3. Environmental humanities and relational ontology around adaptation to climate change in a local Senegalese context
Université Cheikh Anta Diop de Dakar (UCAD), Sénégal
Through qualitative research in Dionewar, in the Saloum delta of Senegal, among the Niominkas, this paper highlights the customary norms of the commons that have been reappropriated but merged into state environmental management instruments such as marine protected areas (MPAs) and local artisanal fishing councils (CLPAs). In the intense interactions of community actors with their socio-cultural, biophysical and political environment, a relational ontology emerges that irradiates their social practices with forms of experimentation useful for adaptation to climate change, despite the globalising discourse constructed by global environmental governance and the resulting international climate negotiations, Thus, the Environmental Humanities are a powerful means of placing Man and the living at the centre of the world shift that is exacerbating the so-called Anthropocene era and of curbing the climate crisis and/or climate deterioration, which poses a problem of justice in Africa, as it suffers the consequences of global warming while being one of the least polluting regions of the world.
4. Uomini del petrolio. ENI’s geopolitics and the African Anthropocene.

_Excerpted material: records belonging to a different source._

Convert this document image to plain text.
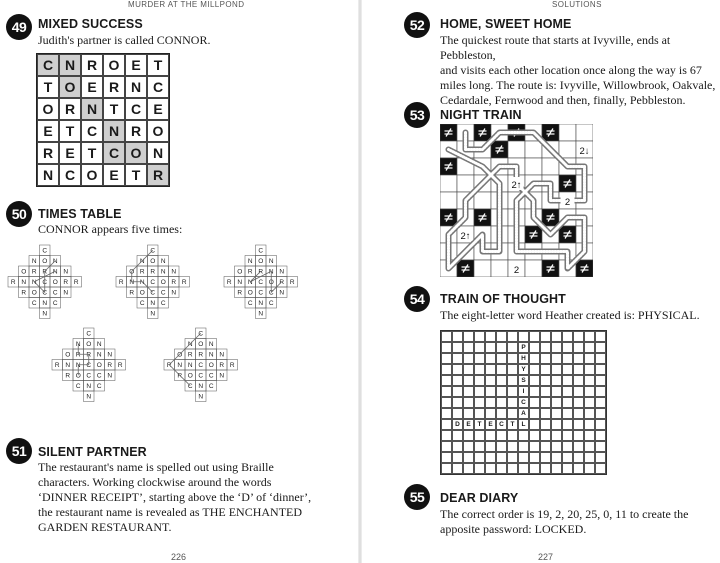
MURDER AT THE MILLPOND
49 MIXED SUCCESS
Judith's partner is called CONNOR.
C N R O E T
T O E R N C
O R N T C E
E T C N R O
R E T C O N
N C O E T R
50 TIMES TABLE
CONNOR appears five times:
C
N O N
O R R N N
R N N C O R R
R O C C N
C N C
N
C
N O N
O R R N N
R N N C O R R
R O C C N
C N C
N
C
N O N
O R R N N
R N N C O R R
R O C C N
C N C
N
C
N O N
O R R N N
R N N C O R R
R O C C N
C N C
N
C
N O N
O R R N N
R N N C O R R
R O C C N
C N C
N
51 SILENT PARTNER
The restaurant's name is spelled out using Braille
characters. Working clockwise around the words
‘DINNER RECEIPT’, starting above the ‘D’ of ‘dinner’,
the restaurant name is revealed as THE ENCHANTED
GARDEN RESTAURANT.
226
SOLUTIONS
52	HOME, SWEET HOME
The quickest route that starts at Ivyville, ends at Pebbleston,
and visits each other location once along the way is 67
miles long. The route is: Ivyville, Willowbrook, Oakvale,
Cedardale, Fernwood and then, finally, Pebbleston.
53	NIGHT TRAIN
2↓
2↑
2
2↑
2
54	TRAIN OF THOUGHT
The eight-letter word Heather created is: PHYSICAL.
55	DEAR DIARY
The correct order is 19, 2, 20, 25, 0, 11 to create the
apposite password: LOCKED.
227
P
H
Y
S
I
C
A
D E	T	E C	T	L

Ca’ Foscari University of Venice, Italy
Throughout the 20th century, the Italian National carbon fossil corporation (ENI) documented extensively its operations through a vast apparatus of audiovisual material, technical documents, and literary and journalistic works. Between the 1960s and the 1970s, in particular, ENI produced several films depicting the construction of its extractive infrastructure in Ghana, Nigeria, Libya, and Algeria. In films such as Oduroh (1964), Uomini del petrolio (1965), Oro nero sul Mar Rosso (1960), Petrolio Bu-Attifel (1972), ENI promoted itself as a civilizational and modernizing force, and as a ‘friend’ of decolonized peoples, offering a ‘more just’ path to progress to African nations compared to its American and British counterparts. In reality, ENI’s extractivist politics are responsible for numerous deadly accidents, oil spillages, toxic contamination incidents, and socio-ecological conflicts.
In my paper, I will briefly introduce ENI’s operations in Africa through its own video documentation and promotional media in the hope to shed some light on the extractive operations and geopolitics co-constructing the African Anthropocene.